Typically the video player or ad renderer needs to be customized to collect these metrics and understand VPAID/VAST/VMAP/MRAID for how/when to show the ad and what tracking is needed. Plus support for mixing content and ad encoding formats.

It's basically an arms race to compete against Facebook/Google's ad serving and tracking capabilities and I'd say even most 1st party premium ad publishers with full time ad tech teams often have difficulty consistently passing verification convincingly enough. So it's understandable that Reddit has very low confidence in single developer apps being able to pass the ad verification bar, much less over API which isn't a well worn ad serving path.

2 comments

So basically, a native app where the publisher has full control can get metadata important to advertisers, especially enabling third-party anti-fraud processes. Makes sense, and thanks for the enlightenment.
This may sound very ignorant but: why are advertisers so paranoid about the people they pay to? If you are going so far as to track visible pixels of your ad you probably have something more fundamentally wrong with how you're communicating your product.
There's a lot of ad fraud in the industry, there's a lot of money in advertising. Everyone is incentivized to say they showed an ad but not actually show the ad. There's a lot of very sophisticated ad fraud operations and the tracking is designed to be difficult to defeat. We've seen app developers try to render ads in hidden iframes or muted behind/under content or on server farms with headless browsers or click scripts being served with the ad.

The default is to not pay for an ad shown until the publisher can prove it was actually shown and independent verification matches. It's a lose-lose situation for the user and publisher to show an ad but not get paid for it (but the advertiser still benefits, so they'll make a good effort to find reasons to not pay).

Brand safety is also the highest priority for most advertisers. They don't want their ads shown next to content they disagree with. Which the publisher also has to prove they've done in a way that can be independently verified.

Some of these problems are very hard to solve with tech, and for these cases, the solution is often "just trust me". It's not uncommon to simply let advertisers have access to audit ad serving code. It's easy to trust a big entity like Google or Facebook or even Reddit, but it's very hard (and a lot of work) to trust random single dev apps (or even companies lead by untrustworthy figures like Twitter).

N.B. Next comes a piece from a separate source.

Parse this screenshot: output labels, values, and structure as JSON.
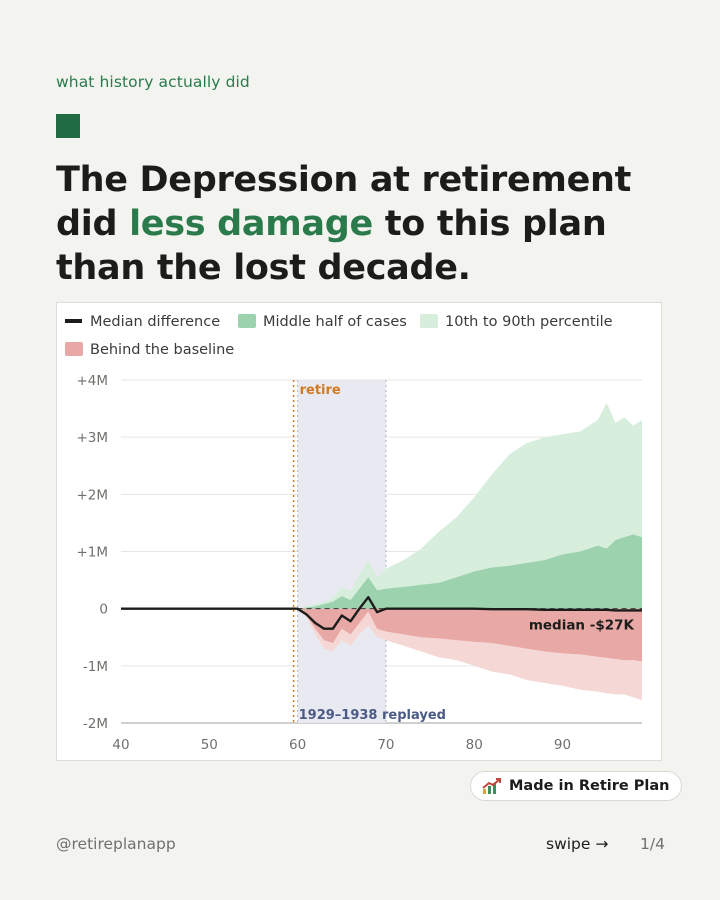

The bigger (unsolved) problem is: how do you prove your advertising actually worked? How do you convince a customer like Coke or McDonalds with massive advertising budgets and not immediate trackable sale/action that their money was well spent? So far the tech solution is to just provide a lot of data supporting that the ad was served exactly as the advertiser wanted.

> Everyone is incentivized to say they showed an ad but not actually show the ad.

People don't want to see ads because ads are intrusive. The solution to this problem that the ad industry sees is to make ads more intrusive. So it's kind of a positive feedback loop of user-hostile garbage forced upon them, and no wonder that people want to make ad-free experiences.

I'd say there's two kinds of publishers.

The "good" publishers will simply charge more per ad and do more hidden proof of trustworthiness, such as being more open to code audits/transparency, more user tolerable ad practices/product deisgn to minimize bad behavior/increase tolerability, or better ad targeting to simply demonstrate more effective conversions. Think Facebook (the tradeoff here is they know a lot more personal information about you to be able to do this).

Unfortunately, most ad publishers fall into the "bad" camp where they know they won't receive payout for some portion of their ads, so they increase the amount of ads shown to make up for the shrink or simply show lower paying ads that have more lenient verification requirements. This is more what Google does/encourages.

My experience is advertisers would love to show less ads with higher conversions, because it makes their lives way easier. But they can only buy what's offered, and there's a lot of cheap user hostile publishers desperate for ads (even most of the ad strategy suggestions in this thread are pushing for more ads) and very very few high quality ad publishers.